Questions to Consider
- What law is Pilate following? What is his verdict based on that?
- Under what law were the Jewish leaders attempting to accuse Jesus? Why? Did the Jewish leaders alter their original charge against Jesus (under the Jewish law) once they realized that Pilate was going release Him?
- In view of your findings, would you consider this a fair trial?
- At the personal level, do you argue with your friend/spouse/child/co-worker at all cost just to win, i.e., get what you want?
- The Roman governor Pilate was obviously following the Roman law that has no stipulation against any Jewish person claiming to be the Son of God. Such an individual will surely be deemed as crazy but certainly not deserving of death. Besides, Pilate “knew it was out of envy that they had handed Jesus to him” (Matt. 27:18).
- The Jewish leaders initially found Jesus guilty of blasphemy based on their law, but once they saw that Pilate wasn’t biting, they switched over to the Roman law and presented Jesus, not as the Son of God, but a king who opposes Caesar. The charge was no longer blasphemy but sedition.

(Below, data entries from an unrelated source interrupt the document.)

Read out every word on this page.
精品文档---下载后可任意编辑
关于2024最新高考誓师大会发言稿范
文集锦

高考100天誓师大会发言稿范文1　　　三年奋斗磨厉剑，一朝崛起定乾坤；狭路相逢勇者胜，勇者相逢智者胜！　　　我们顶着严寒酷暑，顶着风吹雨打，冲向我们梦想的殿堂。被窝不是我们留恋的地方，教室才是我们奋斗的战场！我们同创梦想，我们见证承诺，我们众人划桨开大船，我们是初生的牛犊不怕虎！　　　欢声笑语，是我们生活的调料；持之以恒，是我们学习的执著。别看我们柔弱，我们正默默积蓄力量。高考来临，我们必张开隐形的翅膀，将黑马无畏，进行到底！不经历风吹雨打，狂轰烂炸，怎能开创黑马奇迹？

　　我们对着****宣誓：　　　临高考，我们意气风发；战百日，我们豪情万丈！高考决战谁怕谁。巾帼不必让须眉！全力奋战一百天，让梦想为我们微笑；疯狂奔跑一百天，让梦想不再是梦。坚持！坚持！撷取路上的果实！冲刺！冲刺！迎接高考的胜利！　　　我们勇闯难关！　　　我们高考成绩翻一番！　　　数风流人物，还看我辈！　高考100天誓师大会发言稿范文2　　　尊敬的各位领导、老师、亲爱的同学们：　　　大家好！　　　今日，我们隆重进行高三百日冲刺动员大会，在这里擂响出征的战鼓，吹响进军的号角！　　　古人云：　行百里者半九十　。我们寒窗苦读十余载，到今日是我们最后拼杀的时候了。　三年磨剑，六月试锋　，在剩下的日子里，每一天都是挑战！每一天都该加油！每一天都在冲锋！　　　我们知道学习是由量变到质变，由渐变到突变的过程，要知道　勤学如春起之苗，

- Of course, it wasn’t a fair trial. Furthermore, what the Jewish leaders said earlier to Pilate wasn’t exactly true either: “But we have no right to execute anyone” (Jn. 18:31). Legally, that was true but that didn’t keep them from executing those whom they deemed as blasphemous like Stephen (Acts 7:59-60). They didn’t try to execute Jesus because “they were afraid of the crowd” (Matt. 21:46).
- At the personal level, let’s allow the facts and truths to prevail, not our desire to win at all cost that always distorts how we see the reality that surrounds us.
Rarely do we go through an entire day without contending for or arguing in favor of something, whether it be in our workplaces, homes, classrooms and conversations over politics, sports, etc. Now, Jesus says, “Stop judging by mere appearances, but instead judge correctly” (Jn. 7:24). Based on how you presented your thought/opinion/conviction to others, would you say you were being fair? If not, what does that say about yourself? How do you need to change so that your speech and conduct reflect our God who is a fair and righteous Judge?